Screen: The decoded video data is then displayed on a screen. 

Blockchain Application in Traceability 

Blockchain technology, in simple terms, is a type of decentralised and distributed database used to record transactions across a network so that any included record cannot be revised retroactively, without the revision of all subsequent blocks. This means that no single entity or authority controls it, allowing users to prove and audit transactions or changes independently. Given its heightened reliability in traceability, blockchain technology emerges as a promising tool for authenticating the validity of videos. Here are two instances showcasing the usage of blockchain technology and its potential applications: 

  • Nodle, in collaboration with Adobe and the Linux Foundation brings ContentSign to the Content Authenticity Initiative. This establishes a potential specification for media verification which will demonstrate data integrity from its moment of capture using blockchain. The process includes digital stamping that verifies that an authentic camera has captured the video; the video is authorised by the private key (only recognised by the authenticated camera) and a trace of the video is(?) broadcast to a blockchain.
  • PROVER is another way of ensuring traceability, it is a technology for validating the authenticity of video content. First, a code is generated throughout recording when the user moves the phone in a particular direction i.e. up, down, left, right, and diagonal – making an exclusive ‘swype-code’ pattern for every video. After the video is recorded, the PROVER remembers the exclusive ‘swype-code’ and hash of the video file. This is an easily accessible option for most video or content generators and the cost of the service is only 6 cents ($0.06). 

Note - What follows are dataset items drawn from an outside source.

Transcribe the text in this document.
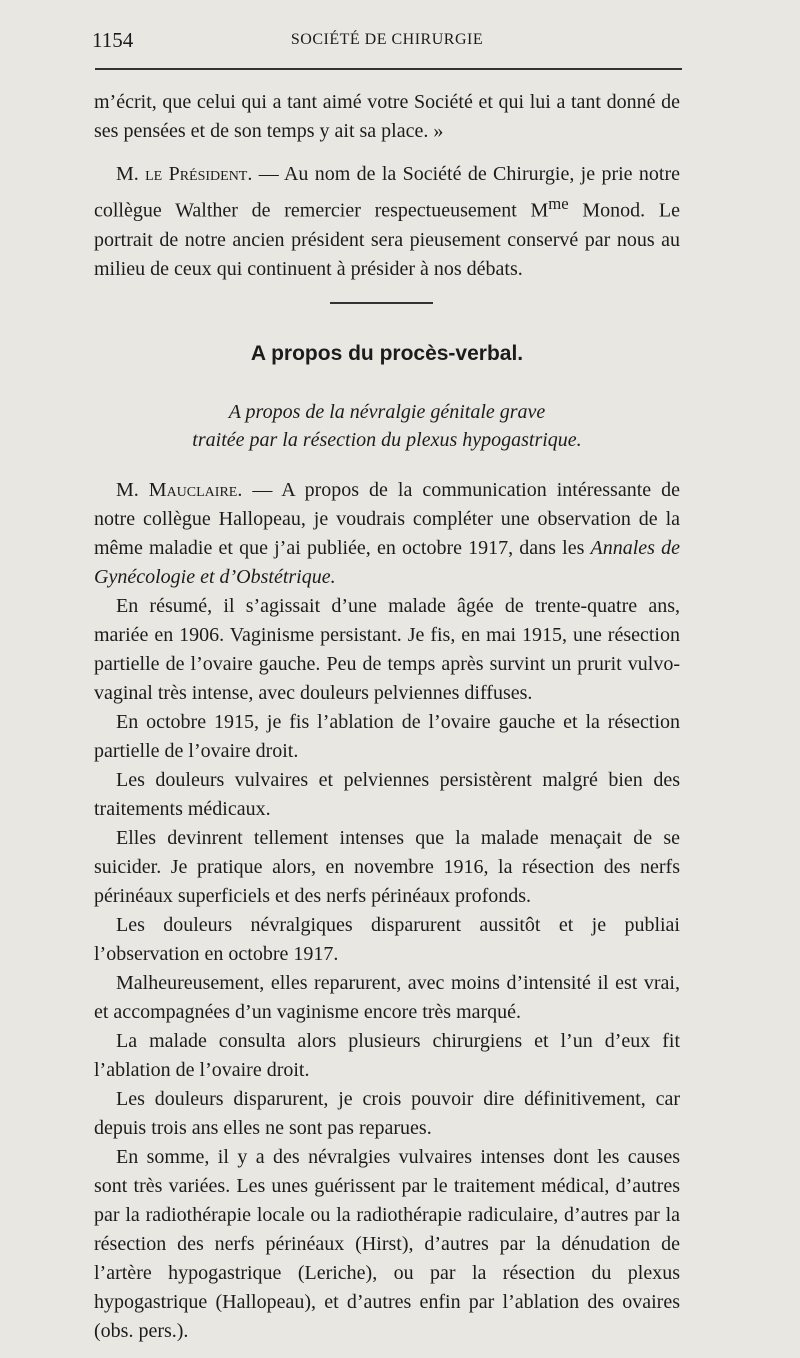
1154	SOCIÉTÉ DE CHIRURGIE

m’écrit, que celui qui a tant aimé votre Société et qui lui a tant donné de ses pensées et de son temps y ait sa place. »

M. le Président. — Au nom de la Société de Chirurgie, je prie notre collègue Walther de remercier respectueusement $M^{me}$ Monod. Le portrait de notre ancien président sera pieusement conservé par nous au milieu de ceux qui continuent à présider à nos débats.

A propos du procès-verbal.
A propos de la névralgie génitale grave
traitée par la résection du plexus hypogastrique.

M. Mauclaire. — A propos de la communication intéressante de notre collègue Hallopeau, je voudrais compléter une observation de la même maladie et que j’ai publiée, en octobre 1917, dans les Annales de Gynécologie et d’Obstétrique.

En résumé, il s’agissait d’une malade âgée de trente-quatre ans, mariée en 1906. Vaginisme persistant. Je fis, en mai 1915, une résection partielle de l’ovaire gauche. Peu de temps après survint un prurit vulvo-vaginal très intense, avec douleurs pelviennes diffuses.

En octobre 1915, je fis l’ablation de l’ovaire gauche et la résection partielle de l’ovaire droit.

Les douleurs vulvaires et pelviennes persistèrent malgré bien des traitements médicaux.

Elles devinrent tellement intenses que la malade menaçait de se suicider. Je pratique alors, en novembre 1916, la résection des nerfs périnéaux superficiels et des nerfs périnéaux profonds.

Les douleurs névralgiques disparurent aussitôt et je publiai l’observation en octobre 1917.

Malheureusement, elles reparurent, avec moins d’intensité il est vrai, et accompagnées d’un vaginisme encore très marqué.

La malade consulta alors plusieurs chirurgiens et l’un d’eux fit l’ablation de l’ovaire droit.

Les douleurs disparurent, je crois pouvoir dire définitivement, car depuis trois ans elles ne sont pas reparues.

En somme, il y a des névralgies vulvaires intenses dont les causes sont très variées. Les unes guérissent par le traitement médical, d’autres par la radiothérapie locale ou la radiothérapie radiculaire, d’autres par la résection des nerfs périnéaux (Hirst), d’autres par la dénudation de l’artère hypogastrique (Leriche), ou par la résection du plexus hypogastrique (Hallopeau), et d’autres enfin par l’ablation des ovaires (obs. pers.).
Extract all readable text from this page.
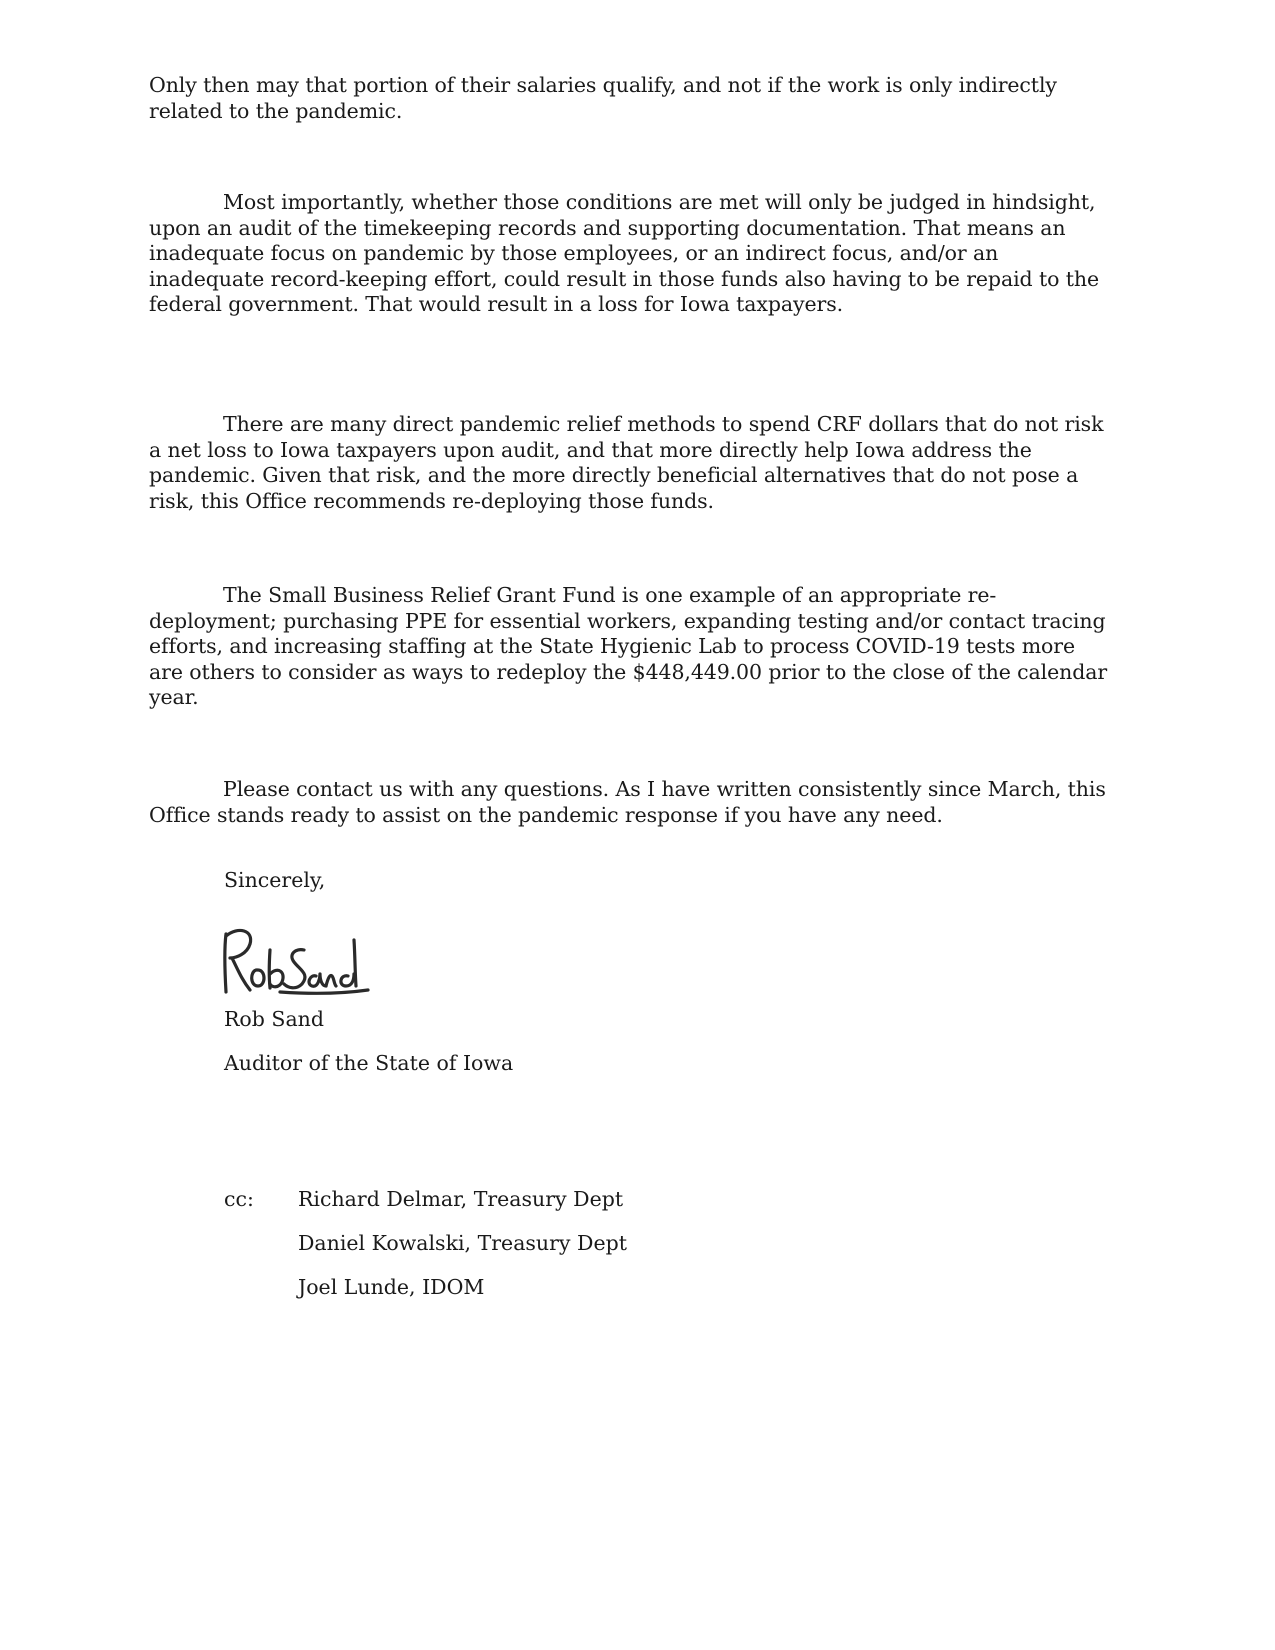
Only then may that portion of their salaries qualify, and not if the work is only indirectly related to the pandemic.

Most importantly, whether those conditions are met will only be judged in hindsight, upon an audit of the timekeeping records and supporting documentation. That means an inadequate focus on pandemic by those employees, or an indirect focus, and/or an inadequate record-keeping effort, could result in those funds also having to be repaid to the federal government. That would result in a loss for Iowa taxpayers.

There are many direct pandemic relief methods to spend CRF dollars that do not risk a net loss to Iowa taxpayers upon audit, and that more directly help Iowa address the pandemic. Given that risk, and the more directly beneficial alternatives that do not pose a risk, this Office recommends re-deploying those funds.

The Small Business Relief Grant Fund is one example of an appropriate re-deployment; purchasing PPE for essential workers, expanding testing and/or contact tracing efforts, and increasing staffing at the State Hygienic Lab to process COVID-19 tests more are others to consider as ways to redeploy the $448,449.00 prior to the close of the calendar year.

Please contact us with any questions. As I have written consistently since March, this Office stands ready to assist on the pandemic response if you have any need.

Sincerely,

Rob Sand

Auditor of the State of Iowa

cc: Richard Delmar, Treasury Dept

Daniel Kowalski, Treasury Dept

Joel Lunde, IDOM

PROVER can be implemented both as a separate web or mobile app, or by using APIs and extensions integrated as a solution into third-party applications. This solution is based on exclusive video analysis algorithms combined with decentralised blockchain-based registry technology. 

The most common use cases this technology can be applied in are property insurance, educational projects, gaming, performance reports, proof of video authorship, traffic violation videos, remote monitoring, legal content videos, mortgage approvals and many more.  


We took a deep dive into how AI can make fake videos that look just like the real deal. It’s a bit of a brainteaser trying to figure out what’s real and what’s not. While this technology is undeniably impressive, its implementation could potentially provoke challenges in our society.  

As society tackles with the ethical, legal, and societal ramifications of AI-generated content, it is imperative to understand the complexities surrounding its creation and dissemination to make better and informed decisions based on AI generated videos. 

While blockchain claims a lot of promise, it’s vital to hint that scripting manipulated video data to a blockchain does not make it genuine. Like any technology, blockchain too, is not immune to maliciousness.